Es a partir de Autorretratos que las figuraciones de la muerte empiezan a
hacerse más visibles en la obra del poeta, de manera especial en el texto citado
por Prieto de Paula, hasta llegar a una alusión directa al hecho biográfico
de la muerte del padre, en el texto “En mitad de la noche” del poemario La
vida, que ha sido fechado de modo preciso por el autor el día 4 de julio de
1995[9]
, es decir, casi cuarenta años después de la muerte del padre del poeta.
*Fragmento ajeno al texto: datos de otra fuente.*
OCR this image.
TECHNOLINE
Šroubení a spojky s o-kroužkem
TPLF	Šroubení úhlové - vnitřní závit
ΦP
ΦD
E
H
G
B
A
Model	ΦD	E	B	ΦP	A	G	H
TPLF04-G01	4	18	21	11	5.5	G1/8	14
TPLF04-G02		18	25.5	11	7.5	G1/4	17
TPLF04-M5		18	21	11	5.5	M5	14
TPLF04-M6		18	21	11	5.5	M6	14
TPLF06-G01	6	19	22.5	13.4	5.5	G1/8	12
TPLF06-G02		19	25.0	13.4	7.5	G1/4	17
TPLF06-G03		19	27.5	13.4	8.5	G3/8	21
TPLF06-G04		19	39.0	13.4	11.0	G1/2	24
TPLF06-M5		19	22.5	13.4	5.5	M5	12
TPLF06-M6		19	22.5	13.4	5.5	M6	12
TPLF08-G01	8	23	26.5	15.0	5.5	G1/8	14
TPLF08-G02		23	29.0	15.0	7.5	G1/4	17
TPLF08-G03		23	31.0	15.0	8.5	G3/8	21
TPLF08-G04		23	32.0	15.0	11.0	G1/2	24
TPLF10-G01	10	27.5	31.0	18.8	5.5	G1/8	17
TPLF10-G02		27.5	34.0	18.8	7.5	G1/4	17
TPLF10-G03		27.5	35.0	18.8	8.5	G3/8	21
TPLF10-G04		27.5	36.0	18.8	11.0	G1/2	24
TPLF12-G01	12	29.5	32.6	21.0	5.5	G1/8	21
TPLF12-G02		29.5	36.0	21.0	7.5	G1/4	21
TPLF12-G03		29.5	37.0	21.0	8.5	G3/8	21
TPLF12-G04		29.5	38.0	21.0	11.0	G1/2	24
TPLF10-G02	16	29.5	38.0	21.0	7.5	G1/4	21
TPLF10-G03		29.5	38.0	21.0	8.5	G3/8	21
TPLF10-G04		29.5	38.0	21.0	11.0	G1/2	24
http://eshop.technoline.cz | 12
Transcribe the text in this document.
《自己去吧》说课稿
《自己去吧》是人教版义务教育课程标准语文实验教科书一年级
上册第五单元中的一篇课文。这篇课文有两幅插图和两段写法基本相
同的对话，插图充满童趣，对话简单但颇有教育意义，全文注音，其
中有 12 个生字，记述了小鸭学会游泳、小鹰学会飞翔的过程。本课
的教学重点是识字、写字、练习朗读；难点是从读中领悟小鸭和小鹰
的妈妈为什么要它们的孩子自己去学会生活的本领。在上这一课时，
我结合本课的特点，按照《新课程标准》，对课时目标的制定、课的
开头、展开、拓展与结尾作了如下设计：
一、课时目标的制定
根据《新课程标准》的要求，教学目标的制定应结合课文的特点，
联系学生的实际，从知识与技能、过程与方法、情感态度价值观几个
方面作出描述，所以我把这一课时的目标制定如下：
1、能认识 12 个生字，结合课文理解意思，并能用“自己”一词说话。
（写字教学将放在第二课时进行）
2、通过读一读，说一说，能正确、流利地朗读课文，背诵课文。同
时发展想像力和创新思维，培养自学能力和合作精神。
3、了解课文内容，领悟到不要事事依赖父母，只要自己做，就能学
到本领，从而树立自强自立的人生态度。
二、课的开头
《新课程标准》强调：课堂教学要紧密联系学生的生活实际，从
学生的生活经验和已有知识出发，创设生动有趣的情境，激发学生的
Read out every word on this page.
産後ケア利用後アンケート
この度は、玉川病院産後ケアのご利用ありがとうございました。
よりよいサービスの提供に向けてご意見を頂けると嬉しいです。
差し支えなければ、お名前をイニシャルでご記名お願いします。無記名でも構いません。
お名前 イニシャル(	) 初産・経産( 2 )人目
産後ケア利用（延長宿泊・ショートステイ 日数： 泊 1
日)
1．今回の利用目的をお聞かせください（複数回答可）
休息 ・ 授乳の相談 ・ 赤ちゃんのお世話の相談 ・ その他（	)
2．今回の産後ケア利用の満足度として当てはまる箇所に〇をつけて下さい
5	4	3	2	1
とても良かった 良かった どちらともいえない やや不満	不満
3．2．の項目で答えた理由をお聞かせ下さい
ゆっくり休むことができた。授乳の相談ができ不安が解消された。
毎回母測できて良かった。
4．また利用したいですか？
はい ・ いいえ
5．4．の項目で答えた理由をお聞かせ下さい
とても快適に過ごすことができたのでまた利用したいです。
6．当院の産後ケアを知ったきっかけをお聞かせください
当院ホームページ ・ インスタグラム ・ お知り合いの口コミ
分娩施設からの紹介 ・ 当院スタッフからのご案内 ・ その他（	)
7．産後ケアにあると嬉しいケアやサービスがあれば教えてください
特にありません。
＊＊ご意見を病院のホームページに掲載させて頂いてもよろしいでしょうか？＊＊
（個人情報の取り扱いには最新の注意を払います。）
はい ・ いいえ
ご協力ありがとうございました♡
Ahora bien, me parece oportuno precisar, al respecto, que este movimiento
entre lo no dicho y lo dicho sobre la muerte del padre, o entre el silencio y
la palabra que evoca esa muerte, se inserta dentro de un proyecto general de
poesía elegíaca, que eleva esta forma poética a lo que podríamos llamar una
metapoesía elegíaca, es decir, una poesía concebida, en tanto arte poética,
propiamente como elegía. Esto, evidentemente, se relaciona con el marcado
carácter autobiográfico de la poesía de Eloy y con su manera de pensar el
tiempo, la vida y la muerte. Al respecto, es el propio autor quien, en entrevista
con Ana Eire, explica la condición elegíaca de su obra, pero haciendo alusión
a las dos acepciones originales de esta forma de escritura:
Sí, mi poesía, desde siempre, desde el principio, es una poesía
elegíaca, en el sentido en el que yo la entiendo. La poesía elegíaca
es en el fondo igual que la poesía celebrativa –la poesía en realidad
siempre celebra–, lo que ocurre es que aquello a lo que te refieres
cuando escribes un poema elegíaco, aquello que celebras, es algo que
ya está en el pasado, algo que fue presente y que el tiempo te quitó
de las manos (Cit. en Eire 2005: 137).
¿Qué fue, en suma, aquello arrebatado por el tiempo, aquello que el tiempo
–y por lo tanto la muerte– le quitó de las manos al poeta? Sin más y quizás
en primer lugar: el padre. De ahí surge este “tono” o “actitud” elegíaca que
impregna, de modo profundo, y de parte a parte, la obra de Eloy Sánchez
Rosillo. Pero para hablar de esta muerte hubo que callar mucho tiempo –casi
cuarenta años hemos dicho–, tiempo durante el cual se perfeccionó el arte de
la elegía en este autor, es decir, la forma elegíaca elevada a arte poética, tal
como más tarde y ya en territorio chileno, lo haría el mismo Rafael Rubio.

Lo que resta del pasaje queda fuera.